After the female he allegedly raped came forward, the Unified Police Department never interviewed King. They allowed him to provide a timeline of his interactions with the victim, which the Salt Lake Tribune characterized as a relationship.
The woman outlined multiple instances where King sexually assaulted her:
After a meeting, King, who was married, asked her to dinner and then to his home to watch a movie, where he forcibly kissed and groped her despite her repeated protests.
After another meeting, King asked her to dinner and to watch a movie at his home, where he then had sex with her despite her protests.
There were several other times where King had sex with her despite her resistance and her protests.
King told his victim that the reason he wanted to have sex with her in her house was because he wanted her to remember him every time she went to bed.
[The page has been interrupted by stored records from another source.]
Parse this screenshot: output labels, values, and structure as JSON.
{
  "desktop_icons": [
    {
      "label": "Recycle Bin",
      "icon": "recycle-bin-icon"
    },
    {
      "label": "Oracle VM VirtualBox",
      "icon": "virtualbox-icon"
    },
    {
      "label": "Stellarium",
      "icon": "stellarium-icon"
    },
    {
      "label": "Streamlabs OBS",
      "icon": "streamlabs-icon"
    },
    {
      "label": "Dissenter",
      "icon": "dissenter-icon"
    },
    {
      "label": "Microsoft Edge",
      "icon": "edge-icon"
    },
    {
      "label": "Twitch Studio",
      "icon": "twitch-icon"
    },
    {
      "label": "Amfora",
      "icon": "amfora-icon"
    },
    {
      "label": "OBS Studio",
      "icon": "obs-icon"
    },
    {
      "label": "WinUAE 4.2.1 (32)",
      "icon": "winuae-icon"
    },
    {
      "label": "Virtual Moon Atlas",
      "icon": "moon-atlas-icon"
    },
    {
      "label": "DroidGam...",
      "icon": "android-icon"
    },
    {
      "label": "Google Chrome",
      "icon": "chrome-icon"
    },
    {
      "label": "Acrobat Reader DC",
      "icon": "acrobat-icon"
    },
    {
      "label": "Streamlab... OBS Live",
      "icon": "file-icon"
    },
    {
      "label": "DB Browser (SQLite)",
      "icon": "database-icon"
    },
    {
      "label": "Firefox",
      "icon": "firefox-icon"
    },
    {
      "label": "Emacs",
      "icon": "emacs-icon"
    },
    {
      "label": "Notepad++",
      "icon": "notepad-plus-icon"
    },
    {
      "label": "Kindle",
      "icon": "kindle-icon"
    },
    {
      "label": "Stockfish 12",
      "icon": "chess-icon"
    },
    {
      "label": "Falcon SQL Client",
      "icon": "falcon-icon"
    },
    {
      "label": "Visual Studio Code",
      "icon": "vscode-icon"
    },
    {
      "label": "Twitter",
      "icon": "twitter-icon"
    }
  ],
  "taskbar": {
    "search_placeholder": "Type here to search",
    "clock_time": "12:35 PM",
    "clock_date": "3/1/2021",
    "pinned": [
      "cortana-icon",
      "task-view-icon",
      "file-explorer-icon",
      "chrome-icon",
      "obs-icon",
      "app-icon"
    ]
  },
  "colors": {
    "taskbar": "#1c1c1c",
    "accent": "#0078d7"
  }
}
From King’s perspective, the woman’s behavior was “more than just Utah friendliness.” According to Chief Deputy Blake Nakamura of the Unified Police, the electronic communications between King and the victim presented “evidence problems.”
"When we looked at the totality of the information presented to us, we didn't feel we could make a case this was done without consent," Nakamura told The Tribune on Thursday, declining to discuss specific details because charges weren't filed.
"We had a variety of information," he added. "Some of it electronic, some of it spoken, but when we looked at all of the information, that was the issue we were confronted with — we weren't confident we could meet all the elements of a sexual assault."
As you do when you’re a law enforcement professional in state where 1,546 out of 13,212 rape allegations led to charges of rape or rape of a child, with only 393 convictions. And so the sands of time fall in the hourglass of the depraved and useless, and Utah remains a top ten state for rape. Then again, when even the Chief of Police is allegedly a rapist who evades accountability, how can rape victims trust the system to produce a conviction?
The Government Sex Predators roll on and on and on and on, and the rape train never stops. After all, if you want to depress rape reporting rates below 12%, you’ve got to give rape victims a reason to shut the hell up, and Utah certainly does that.
In the end, Provo taxpayers had to foot the bill for $750,000 in settlements related to John King’s alleged sexual assaults. They’ll be paying higher insurance premiums in the years and decades to come as a result.